Gene Thomas singles chronology
|  | "Sometime" (1961) | "Lamp Of Love" (1961) |

= Sometime (Gene Thomas song) =

"Sometime" is a song written by Gene Thomas, originally released by Venus Records in 1961. After it enjoyed regional success, it was reissued on the United Artists label. The song became a top 100 hit on the national chart. The song was later covered by Doug Sahm and by the Flamin' Groovies.

==Recording and release==
"Sometime" was recorded during Gene Thomas' first session at Gold Star Studios in Houston, Texas, produced by Bill Quinn. Thomas wrote the lyrics, while his performance was influenced by the contemporary success of Joe Barry and Rod Bernard.

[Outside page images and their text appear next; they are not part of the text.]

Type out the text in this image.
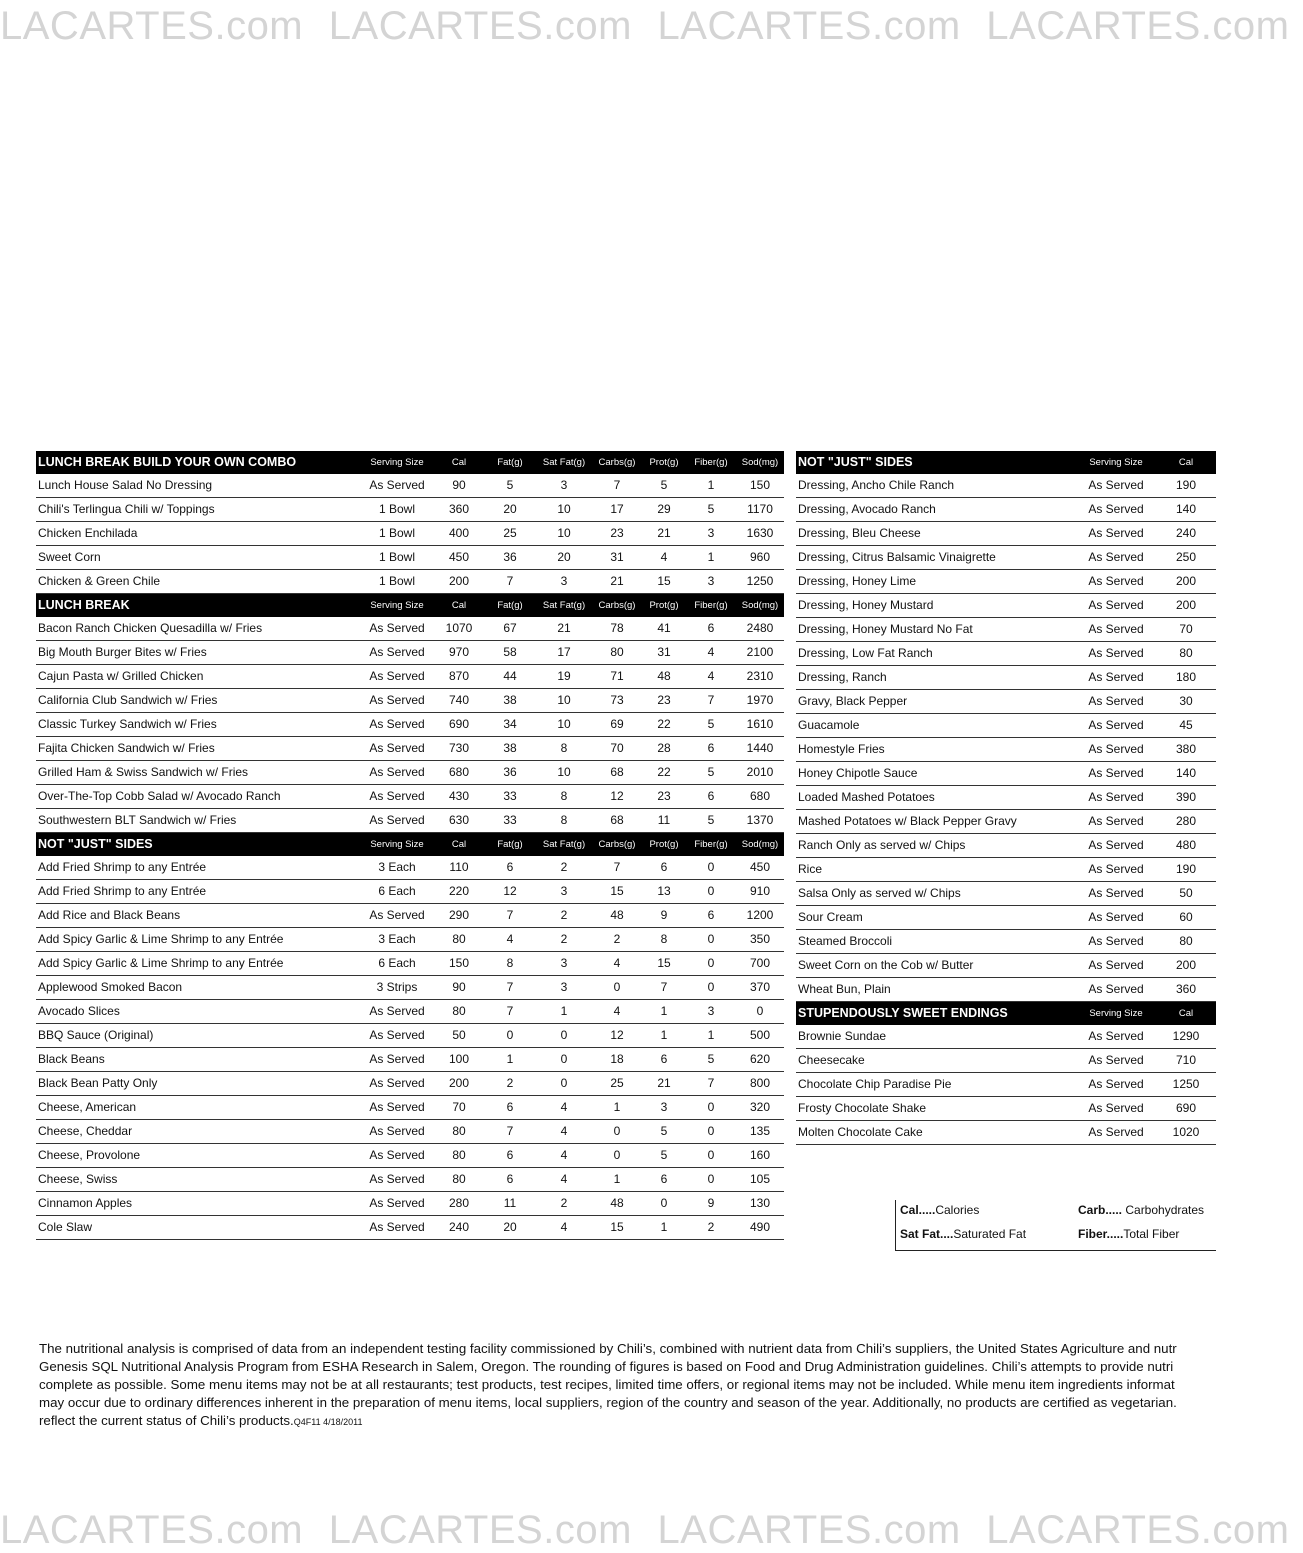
LACARTES.com LACARTES.com LACARTES.com LACARTES.com
LUNCH BREAK BUILD YOUR OWN COMBO	Serving Size	Cal	Fat(g)	Sat Fat(g)	Carbs(g)	Prot(g)	Fiber(g)	Sod(mg)
Lunch House Salad No Dressing	As Served	90	5	3	7	5	1	150
Chili's Terlingua Chili w/ Toppings	1 Bowl	360	20	10	17	29	5	1170
Chicken Enchilada	1 Bowl	400	25	10	23	21	3	1630
Sweet Corn	1 Bowl	450	36	20	31	4	1	960
Chicken & Green Chile	1 Bowl	200	7	3	21	15	3	1250
LUNCH BREAK	Serving Size	Cal	Fat(g)	Sat Fat(g)	Carbs(g)	Prot(g)	Fiber(g)	Sod(mg)
Bacon Ranch Chicken Quesadilla w/ Fries	As Served	1070	67	21	78	41	6	2480
Big Mouth Burger Bites w/ Fries	As Served	970	58	17	80	31	4	2100
Cajun Pasta w/ Grilled Chicken	As Served	870	44	19	71	48	4	2310
California Club Sandwich w/ Fries	As Served	740	38	10	73	23	7	1970
Classic Turkey Sandwich w/ Fries	As Served	690	34	10	69	22	5	1610
Fajita Chicken Sandwich w/ Fries	As Served	730	38	8	70	28	6	1440
Grilled Ham & Swiss Sandwich w/ Fries	As Served	680	36	10	68	22	5	2010
Over-The-Top Cobb Salad w/ Avocado Ranch	As Served	430	33	8	12	23	6	680
Southwestern BLT Sandwich w/ Fries	As Served	630	33	8	68	11	5	1370
NOT "JUST" SIDES	Serving Size	Cal	Fat(g)	Sat Fat(g)	Carbs(g)	Prot(g)	Fiber(g)	Sod(mg)
Add Fried Shrimp to any Entrée	3 Each	110	6	2	7	6	0	450
Add Fried Shrimp to any Entrée	6 Each	220	12	3	15	13	0	910
Add Rice and Black Beans	As Served	290	7	2	48	9	6	1200
Add Spicy Garlic & Lime Shrimp to any Entrée	3 Each	80	4	2	2	8	0	350
Add Spicy Garlic & Lime Shrimp to any Entrée	6 Each	150	8	3	4	15	0	700
Applewood Smoked Bacon	3 Strips	90	7	3	0	7	0	370
Avocado Slices	As Served	80	7	1	4	1	3	0
BBQ Sauce (Original)	As Served	50	0	0	12	1	1	500
Black Beans	As Served	100	1	0	18	6	5	620
Black Bean Patty Only	As Served	200	2	0	25	21	7	800
Cheese, American	As Served	70	6	4	1	3	0	320
Cheese, Cheddar	As Served	80	7	4	0	5	0	135
Cheese, Provolone	As Served	80	6	4	0	5	0	160
Cheese, Swiss	As Served	80	6	4	1	6	0	105
Cinnamon Apples	As Served	280	11	2	48	0	9	130
Cole Slaw	As Served	240	20	4	15	1	2	490
NOT "JUST" SIDES	Serving Size	Cal
Dressing, Ancho Chile Ranch	As Served	190
Dressing, Avocado Ranch	As Served	140
Dressing, Bleu Cheese	As Served	240
Dressing, Citrus Balsamic Vinaigrette	As Served	250
Dressing, Honey Lime	As Served	200
Dressing, Honey Mustard	As Served	200
Dressing, Honey Mustard No Fat	As Served	70
Dressing, Low Fat Ranch	As Served	80
Dressing, Ranch	As Served	180
Gravy, Black Pepper	As Served	30
Guacamole	As Served	45
Homestyle Fries	As Served	380
Honey Chipotle Sauce	As Served	140
Loaded Mashed Potatoes	As Served	390
Mashed Potatoes w/ Black Pepper Gravy	As Served	280
Ranch Only as served w/ Chips	As Served	480
Rice	As Served	190
Salsa Only as served w/ Chips	As Served	50
Sour Cream	As Served	60
Steamed Broccoli	As Served	80
Sweet Corn on the Cob w/ Butter	As Served	200
Wheat Bun, Plain	As Served	360
STUPENDOUSLY SWEET ENDINGS	Serving Size	Cal
Brownie Sundae	As Served	1290
Cheesecake	As Served	710
Chocolate Chip Paradise Pie	As Served	1250
Frosty Chocolate Shake	As Served	690
Molten Chocolate Cake	As Served	1020
Cal.....Calories	Carb..... Carbohydrates
Sat Fat....Saturated Fat	Fiber.....Total Fiber
The nutritional analysis is comprised of data from an independent testing facility commissioned by Chili’s, combined with nutrient data from Chili’s suppliers, the United States Agriculture and nutr
Genesis SQL Nutritional Analysis Program from ESHA Research in Salem, Oregon. The rounding of figures is based on Food and Drug Administration guidelines. Chili’s attempts to provide nutri
complete as possible. Some menu items may not be at all restaurants; test products, test recipes, limited time offers, or regional items may not be included. While menu item ingredients informat
may occur due to ordinary differences inherent in the preparation of menu items, local suppliers, region of the country and season of the year. Additionally, no products are certified as vegetarian.
reflect the current status of Chili’s products.Q4F11 4/18/2011
LACARTES.com LACARTES.com LACARTES.com LACARTES.com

The song was credited to "Thomasson" (the real surname of Thomas) and published by Grand Prize Music. The flipside featured another Thomas original, "Everynight". It was released on United Artists Records' subsidiary Venus Records in April 1961 (VR 1439), and soon became a local hit throughout Texas. In late July, the Baytown Sun noted it in its rank as the most played in Baytown, Texas and described it as "simple and slightly draggy".

==Critical reception==
Following its regional success, it was reissued on the United Artists label (UA 338). The reissue entered the market in October 1961 and peaked at number fifty-three on the Billboard. The song peaked at number sixty-two on the Cashbox pop singles chart.
Gene Summers recorded a 45 rpm single of the song in 1971 on Maridene Records. Doug Sahm covered the song in his 1976 album Texas Rock For Country Rollers in a medley that included the Thomas song "Cryin' Inside". A review in the Corpus Christi Caller-Times described both songs as "two obscure Texas hits".

The song became the first of two Thomas songs that would turn into national chart hits featuring him as a solo act, before forming with Debbe Neville the duo Gene & Debbe.